By Liz White, editor
Houston, Texas -- One megatrend eclipses all others, and that's urbanisation, the move of populations into cities and out of rural areas, according to Jerry MacCleary, chairman of the CPI steering committee and ceo of Bayer MaterialScience llc in the US.
And he gave a lot of data to support this citing a crucial event a couple of years ago: this was when the tipping point was reached, when, globally we reached the point where "more people live in cities than not," MacCleary said.
And he cited Chongqing --the site where Bayer's polyurethane rivals BASF are planning to build a 400 kilotonnes per annum plant to make MDI (methylene diphenyl diisocyanate) -- saying Chongqing is the equivalent of Pittsburgh in its heyday, as the world's fastest growing city.
Chongqing is now bigger than the 15 biggest cities in the US combined, he said and every day 1500 more people join the population. And it is not alone: "there are plenty of others in the developing world," MacCleary said. "China's urbanisation is the largest single mass migration in human history," he noted.
MacCleary was giving a state of the industry address 11 Oct to an assembled audience of some 700 polyurethane experts at the technical conference of the Center for the Polyurethanes Industry, being held in Houston in conjunction with the UTECH North America 2010 exhibition.
The Bayer MaterialScience executive gave lot of data to demonstrate this inexorable move to the cities, which is especially striking in the developing regions, not only in China, but in India, Asia generally, South America and Africa. As a result, by 2050, 70 percent of the world's population will live in cities.
And his thesis was that this means far more ability to control and mitigate a population's effect on the environment. "This is where the brilliant minds in this room come into play," MacCleary commented.

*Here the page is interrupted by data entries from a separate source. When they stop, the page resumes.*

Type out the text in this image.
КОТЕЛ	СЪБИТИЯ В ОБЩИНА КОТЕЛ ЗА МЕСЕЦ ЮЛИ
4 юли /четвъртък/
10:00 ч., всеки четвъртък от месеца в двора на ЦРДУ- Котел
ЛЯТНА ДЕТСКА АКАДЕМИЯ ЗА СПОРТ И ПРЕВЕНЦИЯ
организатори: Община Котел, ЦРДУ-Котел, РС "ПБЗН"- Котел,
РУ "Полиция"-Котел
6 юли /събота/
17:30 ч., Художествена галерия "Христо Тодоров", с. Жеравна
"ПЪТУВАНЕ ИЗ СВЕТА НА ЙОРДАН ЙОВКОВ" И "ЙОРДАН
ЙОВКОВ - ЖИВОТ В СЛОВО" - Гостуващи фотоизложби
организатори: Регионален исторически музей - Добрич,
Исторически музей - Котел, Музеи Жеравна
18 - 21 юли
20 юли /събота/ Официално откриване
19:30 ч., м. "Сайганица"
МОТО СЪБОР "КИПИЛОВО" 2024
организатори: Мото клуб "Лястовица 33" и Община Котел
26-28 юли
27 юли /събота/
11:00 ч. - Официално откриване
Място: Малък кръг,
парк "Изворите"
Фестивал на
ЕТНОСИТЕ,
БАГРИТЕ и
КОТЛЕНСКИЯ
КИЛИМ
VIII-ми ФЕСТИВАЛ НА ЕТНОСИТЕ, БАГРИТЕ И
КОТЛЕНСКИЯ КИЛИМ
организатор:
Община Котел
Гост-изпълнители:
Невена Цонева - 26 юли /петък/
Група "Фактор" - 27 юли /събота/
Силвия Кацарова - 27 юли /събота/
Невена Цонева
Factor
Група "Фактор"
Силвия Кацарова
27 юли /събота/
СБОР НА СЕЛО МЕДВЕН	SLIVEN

When people live together in large conurbations, rapid transit can be developed more efficiently, apartment buildings, offices and factories can all be built with the best insulation, the most effective waste systems and efficient lighting and heating.
And of course, polyurethane plays a large part in this, keeping the seating of mass transit systems lightweight, cutting vehicle weight to raise fuel efficiency and reduce CO2 emission, but most of all in being the most efficient insulator per kilo of material of any available.
"Sustainability and energy efficient technology will be the world of the future, MacCleary concluded. Urbanisation will allow "great economies of scale in carbon footprint reduction."
The meeting runs to 13 Oct, finishing with a two-hour spray foam paneldiscussion on the afternoon of Wed 13 Oct. Meanwhile some 70 suppliersfrom the global PU business are showing their new specialities at theUTECH exhibition in the George R Brown convention centre.